In general, treatment is conducted in relation to the disease, which causes dysphagia. According to the research, treatment often consists of emergency measures in the event of acute symptoms of dysphagia (Frakking, Chang, O’Grady, Walker-Smith, & Weir, 2013). Thus, in the event of true dysphagia, a patient should thoroughly clean his or her airway from food trapped there. Further treatment of dysphagia requires a hospital stay during which a healthcare professional will introduce food and water into the esophagus through a tube. Emergency treatment of dysphagia caused by the inflammation of the esophagus comprises the introduction of antacid aluminum-containing agents or intake of Zantac effervescent tablets dissolved in a glass of water (Lembo, 2015). Therefore, subsequent treatment of dysphagia is the treatment of esophagitis.
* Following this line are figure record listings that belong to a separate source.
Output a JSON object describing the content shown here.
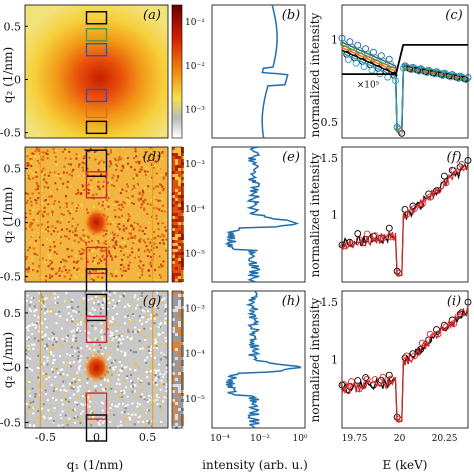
{
  "panels": [
    {
      "id": "a",
      "label": "(a)",
      "row": 0,
      "kind": "image",
      "style": "orange"
    },
    {
      "id": "b",
      "label": "(b)",
      "row": 0,
      "kind": "profile"
    },
    {
      "id": "c",
      "label": "(c)",
      "row": 0,
      "kind": "spectrum"
    },
    {
      "id": "d",
      "label": "(d)",
      "row": 1,
      "kind": "image",
      "style": "speckle-red"
    },
    {
      "id": "e",
      "label": "(e)",
      "row": 1,
      "kind": "profile"
    },
    {
      "id": "f",
      "label": "(f)",
      "row": 1,
      "kind": "spectrum"
    },
    {
      "id": "g",
      "label": "(g)",
      "row": 2,
      "kind": "image",
      "style": "speckle-gray"
    },
    {
      "id": "h",
      "label": "(h)",
      "row": 2,
      "kind": "profile"
    },
    {
      "id": "i",
      "label": "(i)",
      "row": 2,
      "kind": "spectrum"
    }
  ],
  "axes": {
    "image_ylabel": "q₂ (1/nm)",
    "image_xlabel": "q₁ (1/nm)",
    "image_yticks": [
      "0.5",
      "0",
      "-0.5"
    ],
    "image_xticks": [
      "-0.5",
      "0",
      "0.5"
    ],
    "profile_xlabel": "intensity (arb. u.)",
    "profile_xticks": [
      "10⁻⁴",
      "10⁻²",
      "10⁰"
    ],
    "spectrum_ylabel": "normalized intensity",
    "spectrum_xlabel": "E (keV)",
    "spectrum_xticks": [
      "19.75",
      "20",
      "20.25"
    ]
  },
  "colorbar_ticks": [
    [
      "10⁻¹",
      "10⁻²",
      "10⁻³"
    ],
    [
      "10⁻³",
      "10⁻⁴",
      "10⁻⁵"
    ],
    [
      "10⁻³",
      "10⁻⁴",
      "10⁻⁵"
    ]
  ],
  "spectrum_yticks": [
    [
      "1",
      "0.5"
    ],
    [
      "1.5",
      "1"
    ],
    [
      "1.5",
      "1"
    ]
  ],
  "annotation_c": "×10⁵",
  "colors": {
    "profile": "#1f6fb0",
    "black_box": "#000000",
    "red_box": "#d62728",
    "blue_box": "#3050c0",
    "orange_box": "#e07020",
    "green_box": "#40a040"
  },
  "chart_data": [
    {
      "panel": "b",
      "type": "line",
      "series": [
        {
          "values_y": [
            0.6,
            0.3,
            0,
            -0.3,
            -0.5
          ],
          "intensity": [
            0.002,
            0.003,
            0.2,
            0.003,
            0.002
          ]
        }
      ]
    },
    {
      "panel": "e",
      "type": "line",
      "series": [
        {
          "values_y": [
            0.6,
            0.3,
            0,
            -0.3,
            -0.5
          ],
          "intensity": [
            0.0003,
            0.0001,
            0.01,
            2e-05,
            0.0001
          ]
        }
      ]
    },
    {
      "panel": "h",
      "type": "line",
      "series": [
        {
          "values_y": [
            0.6,
            0.3,
            0,
            -0.3,
            -0.5
          ],
          "intensity": [
            0.0003,
            0.0002,
            0.02,
            5e-05,
            0.0002
          ]
        }
      ]
    }
  ]
}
First of all, dysphagia patients should adhere to certain rules of eating and dieting. In this regard, it is recommended to split meals into small portions, at least four times a day. Moreover, food should not be dry and hard for the patient to be able to chew it easily. Furthermore, patients should not eat prohibited meals and cold food. After a meal, a patient should avoid leaning forward for 1.5-2 hours to prevent regurgitation (Frakking et al., 2013). It should be taken into consideration that the last meal must be taken no later than two hours before bedtime.

If the patient has esophageal dysphagia, his or her diet should consist of easy to digest food such as vegetables, boiled or steamed lean meats, fish, and poultry. Remarkably, preference should be given to white meat, excluding oily, fried, and smoked foods, as well as acute and spicy. Nutritionists also prohibit fast food and all kinds of fizzy drinks, as well as a strong coffee and tea (Nelms et al., 2015). Alcohol should be completely eliminated and substituted by milk and milk products. Generally, the preference should be given to a milk-vegetable diet with the addition of mucous soups and porridges.
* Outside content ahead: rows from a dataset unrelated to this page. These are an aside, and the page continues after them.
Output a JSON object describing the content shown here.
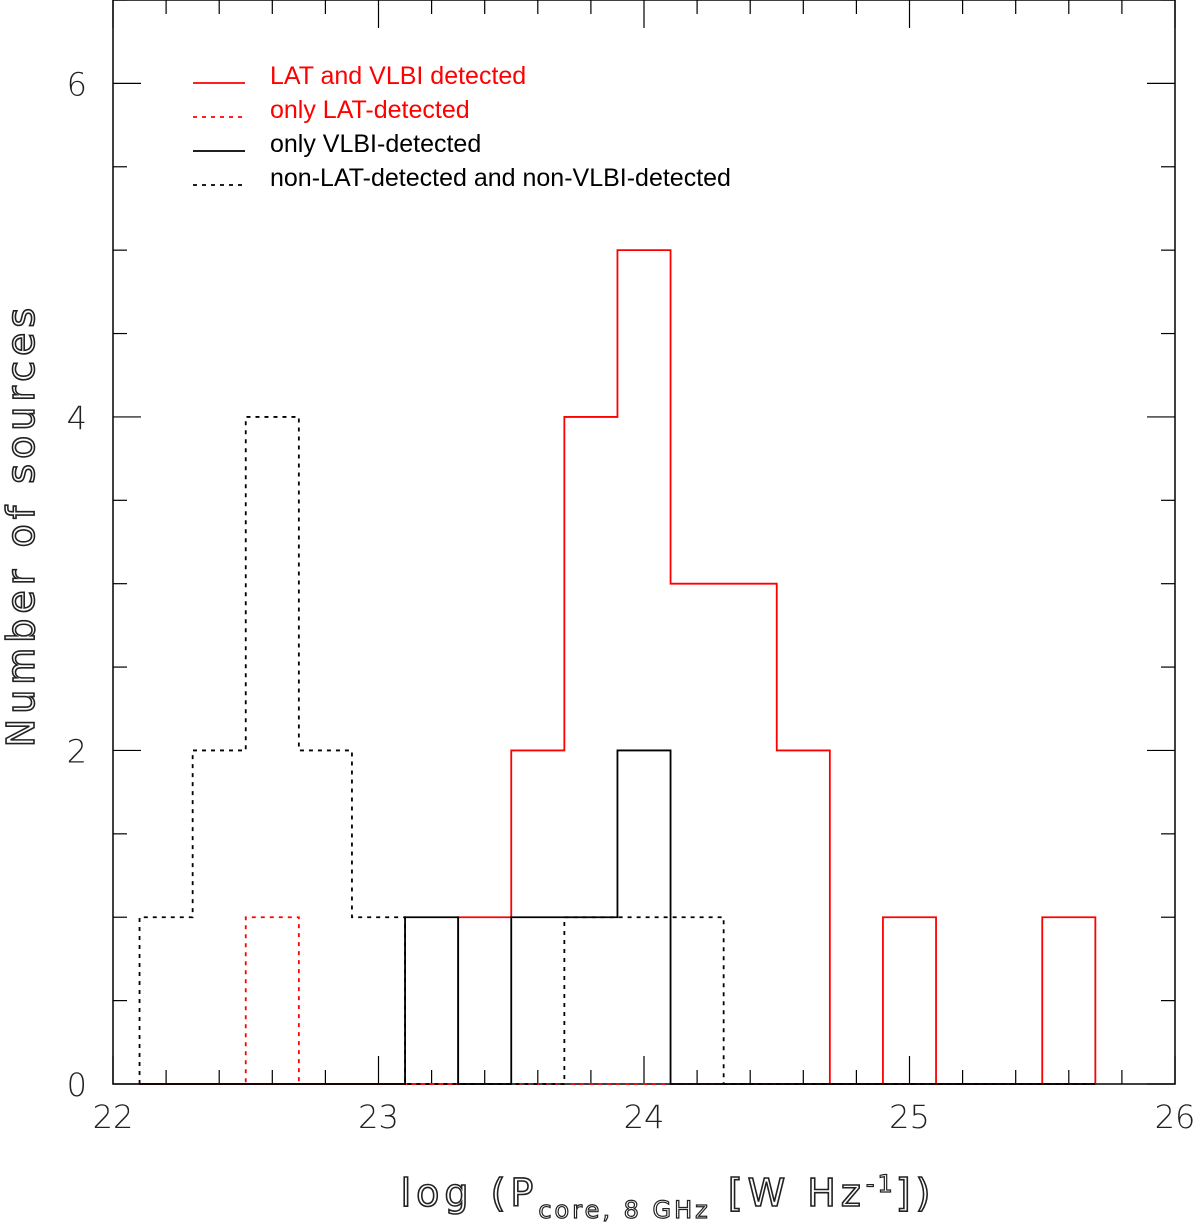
{
  "chart_data": {
    "type": "histogram",
    "xlabel": {
      "prefix": "log (P",
      "subscript": "core, 8 GHz",
      "unit": " [W Hz",
      "exponent": "-1",
      "suffix": "])"
    },
    "ylabel": "Number of sources",
    "xlim": [
      22,
      26
    ],
    "ylim": [
      0,
      6.5
    ],
    "x_ticks": [
      "22",
      "23",
      "24",
      "25",
      "26"
    ],
    "y_ticks": [
      "0",
      "2",
      "4",
      "6"
    ],
    "bin_edges": [
      22.1,
      22.3,
      22.5,
      22.7,
      22.9,
      23.1,
      23.3,
      23.5,
      23.7,
      23.9,
      24.1,
      24.3,
      24.5,
      24.7,
      24.9,
      25.1,
      25.3,
      25.5,
      25.7
    ],
    "series": [
      {
        "name": "LAT and VLBI detected",
        "color": "#ff0000",
        "dash": "solid",
        "counts": [
          0,
          0,
          0,
          0,
          0,
          0,
          1,
          2,
          4,
          5,
          3,
          3,
          2,
          0,
          1,
          0,
          0,
          1
        ]
      },
      {
        "name": "only LAT-detected",
        "color": "#ff0000",
        "dash": "dotted",
        "counts": [
          0,
          0,
          1,
          0,
          0,
          0,
          0,
          0,
          0,
          0,
          0,
          0,
          0,
          0,
          0,
          0,
          0,
          0
        ]
      },
      {
        "name": "only VLBI-detected",
        "color": "#000000",
        "dash": "solid",
        "counts": [
          0,
          0,
          0,
          0,
          0,
          1,
          0,
          1,
          1,
          2,
          0,
          0,
          0,
          0,
          0,
          0,
          0,
          0
        ]
      },
      {
        "name": "non-LAT-detected and non-VLBI-detected",
        "color": "#000000",
        "dash": "dotted",
        "counts": [
          1,
          2,
          4,
          2,
          1,
          0,
          0,
          0,
          1,
          1,
          1,
          0,
          0,
          0,
          0,
          0,
          0,
          0
        ]
      }
    ],
    "legend_position": "top-left"
  }
}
Treatment of dysphagia depends primarily on the cause of its development. Thus, if swallowing difficulties were manifested due to the penetration of a foreign body into the esophagus or throat, treatment of dysphagia consists of its removal. In the case of the tumor, it is necessary to provide a consultation with the oncologist. Sometimes, the tumor is removed surgically or through radiation therapy. Other methods are also used to suspend the progression of cancer. The study asserts that if dysphagia is a consequence of gastroesophageal reflux or esophagitis, patients are administered medicines that reduce stomach acidity (Lembo, 2015). Sometimes, swallowing disorders disappear after a person takes antacids. In the most severe cases, the patient is prescribed to receive food through a tube, or nutrients are administered intravenously.

Conclusion

Dysphagia is associated with swallowing dysfunctions that may vary according to their severity. It mostly affects elder individuals, premature babies, and persons who have problems with the nervous system or the brain. In some cases, a patient cannot even have a drink. There are different types of dysphagia such as oropharyngeal, esophageal, and functional dysphagia. Their initial evaluation differs and requires a careful history and comprehensive examination. To avoid further complications, it is necessary to provide a thorough diagnosis through specific tests and provide timely treatment, which is directed at the elimination of its symptoms.